Emtia Fiyatları ve Avrupa

UZMAN GÖRÜŞÜ
UZMAN GÖRÜŞÜ dunyaweb@dunya.com

 

Murat Berk / Yapı Kredi Yatırım

Olumlu momentum ve trend ile birlikte piyasaları destekleyen en önemli etkenin, merkez bankalarının sözel müdaheleleri, yeni parasal gevşeme adımları atacakları beklentisi olduğunu söyleyebiliriz. Bu beklentiler devam ederken, piyasaların şu an çok fazla önemsiyormuş gibi görünmediği bazı gelişmeler de söz konusu.

Son haftalarda ciddi artış gösteren emtia fiyatları ekonomi ve piyasaların önemli gündem maddelerinden biri haline gelebilir. Brent petrol fiyatı varil başına 90 dolar civarından 110 doların üstüne yükseldi.

Amerika'daki kuraklık ve dünyanın birçok yerinde ısının mevsim normallerinin üzerinde seyretmesi, özellikle gıda fiyatlarında ciddi artışlar meydana getirdi. Bu yıl özellikle Hindistan'daki Muson yağmurlarında görülen azalmanın da gıda fiyatlarının artışında rol oynadığı belirtiliyor.

Örneğin dünya piyasalarında son 1,5 ayda mısır ve soya fasulyesi fiyatları yüzde 50 arttı. ABD tarım organizasyonu USDA bu sene için ABD mısır rekoltesi tahminini son 17 yılın en düşük seviyesine çekti. Daha olumlu haber olarak ise Çin'deki 2012-2013 mısır rekoltesinin tahminlerin üstünde olacağına dair beklentiler var.

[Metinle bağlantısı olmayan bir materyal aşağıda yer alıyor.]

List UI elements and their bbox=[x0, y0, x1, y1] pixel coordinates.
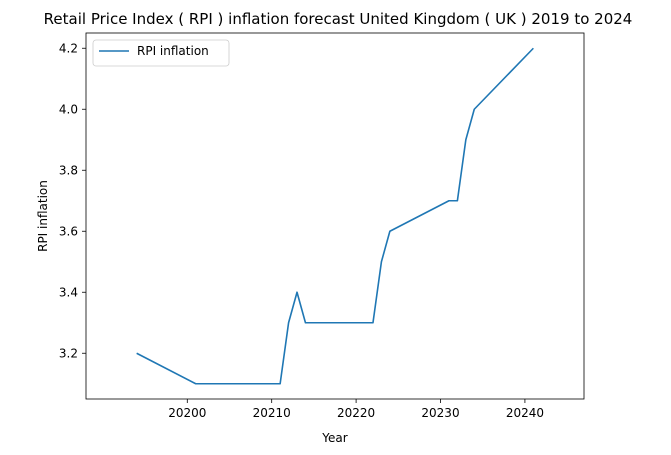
series-line-rpi-inflation bbox=[136, 47, 534, 385]
x-axis: 20200 20210 20220 20230 20240 bbox=[168, 399, 544, 420]
y-axis: 3.2 3.4 3.6 3.8 4.0 4.2 bbox=[59, 41, 86, 360]
y-tick-label: 4.0 bbox=[59, 102, 78, 116]
x-tick-label: 20230 bbox=[421, 406, 459, 420]
y-tick-label: 3.4 bbox=[59, 285, 78, 299]
x-tick-label: 20200 bbox=[168, 406, 206, 420]
chart-title: Retail Price Index ( RPI ) inflation for… bbox=[44, 10, 633, 28]
plot-area: 20200 20210 20220 20230 20240 3.2 3.4 3.6 3.8 4.… bbox=[59, 32, 585, 420]
x-axis-label: Year bbox=[321, 431, 347, 445]
y-axis-label: RPI inflation bbox=[36, 180, 50, 252]
y-tick-label: 3.2 bbox=[59, 346, 78, 360]
legend-box bbox=[92, 39, 230, 67]
x-tick-label: 20210 bbox=[253, 406, 291, 420]
x-tick-label: 20240 bbox=[506, 406, 544, 420]
y-tick-label: 4.2 bbox=[59, 41, 78, 55]
y-tick-label: 3.8 bbox=[59, 163, 78, 177]
legend: RPI inflation bbox=[92, 39, 230, 67]
x-tick-label: 20220 bbox=[337, 406, 375, 420]
plot-frame bbox=[85, 32, 585, 400]
legend-label: RPI inflation bbox=[137, 44, 209, 58]
y-tick-label: 3.6 bbox=[59, 224, 78, 238]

ABD'de mısır rekoltesini düşüren sıcak dalgasının yanında, biyoyakıtta kullanılan bölümün de etkili olduğu belirtiliyor.  Bazı bilim insanlarına göre ise küresel ısınma nedeniyle bu sene görülen kuraklığın önümüzdeki senelerde daha sık görülmesi olası. Financial Times gazetesine göre, G20 ülkeleri ve Birleşmiş Milletler artan gıda fiyatlarına karşı koordineli adımlar atabilmek için bazı planlar geliştiriyor. Habere göre G20 yetkilileri, Eylül sonu veya Ekim başında yapılacak bir toplantının ön hazırlığı olarak Ağustos sonunda bir araya gelecek. Emtia fiyatlarındaki artışın da ekonomiler ve piyasalar için hala risk yarattığını düşünüyoruz.

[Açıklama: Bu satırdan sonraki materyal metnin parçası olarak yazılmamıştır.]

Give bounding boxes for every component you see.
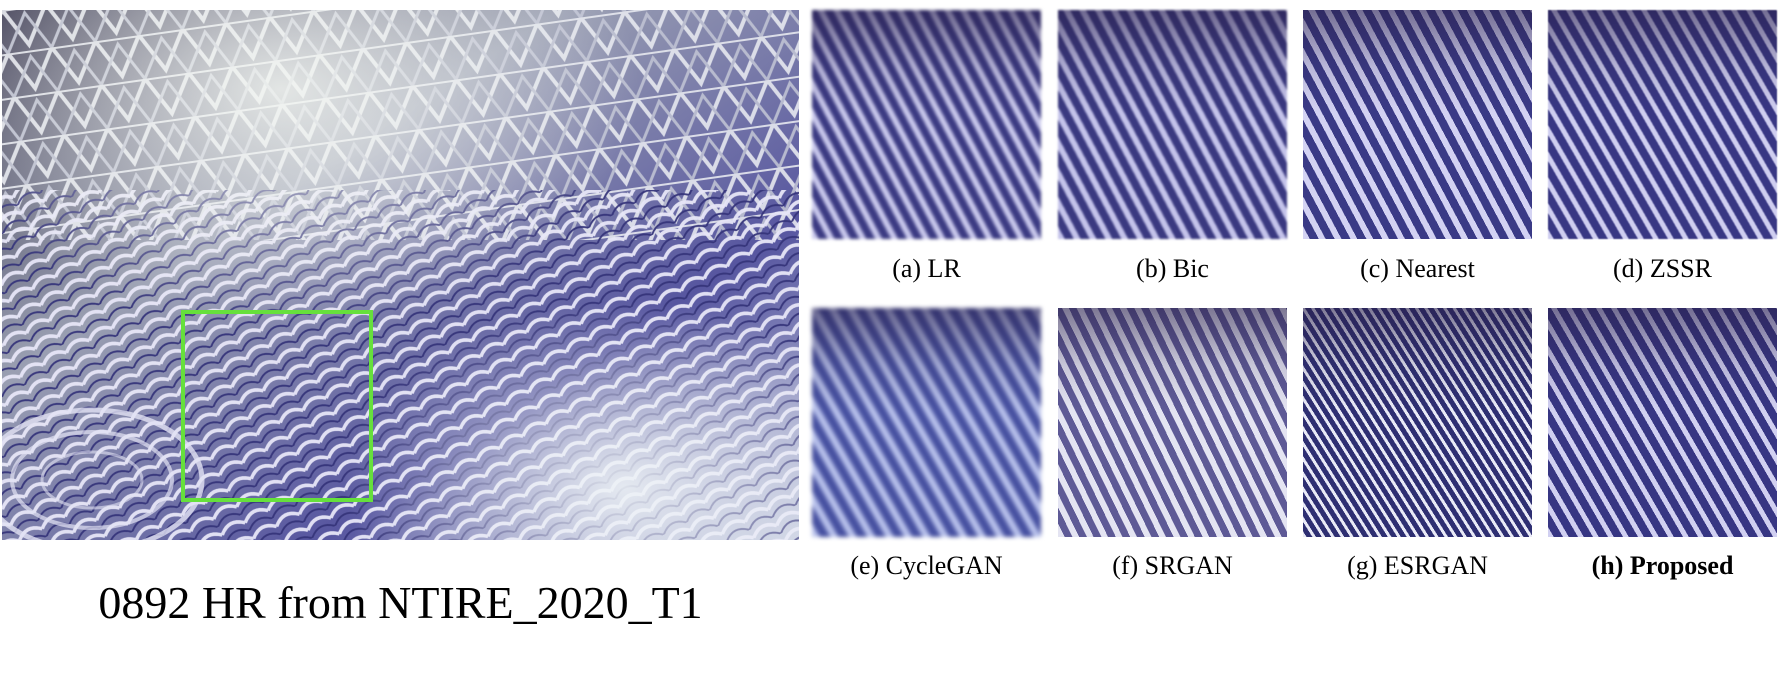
panel-nearest-image: [1303, 10, 1532, 239]
panel-cyclegan-image: [812, 308, 1041, 537]
panel-lr-caption: (a) LR: [892, 254, 961, 283]
panel-zssr-image: [1548, 10, 1777, 239]
panel-nearest-caption: (c) Nearest: [1360, 254, 1475, 283]
panel-proposed-caption: (h) Proposed: [1591, 551, 1734, 580]
panel-esrgan-image: [1303, 308, 1532, 537]
panel-lr-image: [812, 10, 1041, 239]
panel-bic-caption: (b) Bic: [1136, 254, 1209, 283]
highlight-box: [181, 310, 373, 502]
hr-roof-photo: [2, 10, 799, 540]
panel-cyclegan-caption: (e) CycleGAN: [850, 551, 1003, 580]
panel-esrgan-caption: (g) ESRGAN: [1347, 551, 1488, 580]
hr-image: [2, 10, 799, 540]
hr-caption: 0892 HR from NTIRE_2020_T1: [98, 577, 703, 628]
panel-zssr-caption: (d) ZSSR: [1613, 254, 1712, 283]
panel-srgan-image: [1058, 308, 1287, 537]
panel-srgan-caption: (f) SRGAN: [1112, 551, 1233, 580]
panel-bic-image: [1058, 10, 1287, 239]
panel-proposed-image: [1548, 308, 1777, 537]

Emtia fiyatlarındaki artışların merkez bankalarının da elini rahatlatmayacağını öngörüyoruz. Örneğin geçen hafta gelen zayıf ekonomik verilere rağmen ve genel beklentilerin aksine Çin Merkez Bankası (PBoC) hafta sonu minimum rezerv oranlarını değiştirmedi.

Avrupa'da ise ECB'nin (Avrupa Merkez Bankası) müdahale beklentisi devam ederken, bazı "çatlak sesler" de var. Örneğin ECB'den Coene'nin katı koşullar olmadan İspanya gibi ülkelere finansman sağlanmasını sorguladığı açıklamalarını ilginç bulduğumuzu söylemek isteriz.

Ayrıca, Alman siyaset sahnesinde referandum ve Yunanistan'a daha fazla yardım gibi konuların gittikçe daha hararetli tartışılabileceği anlaşılıyor.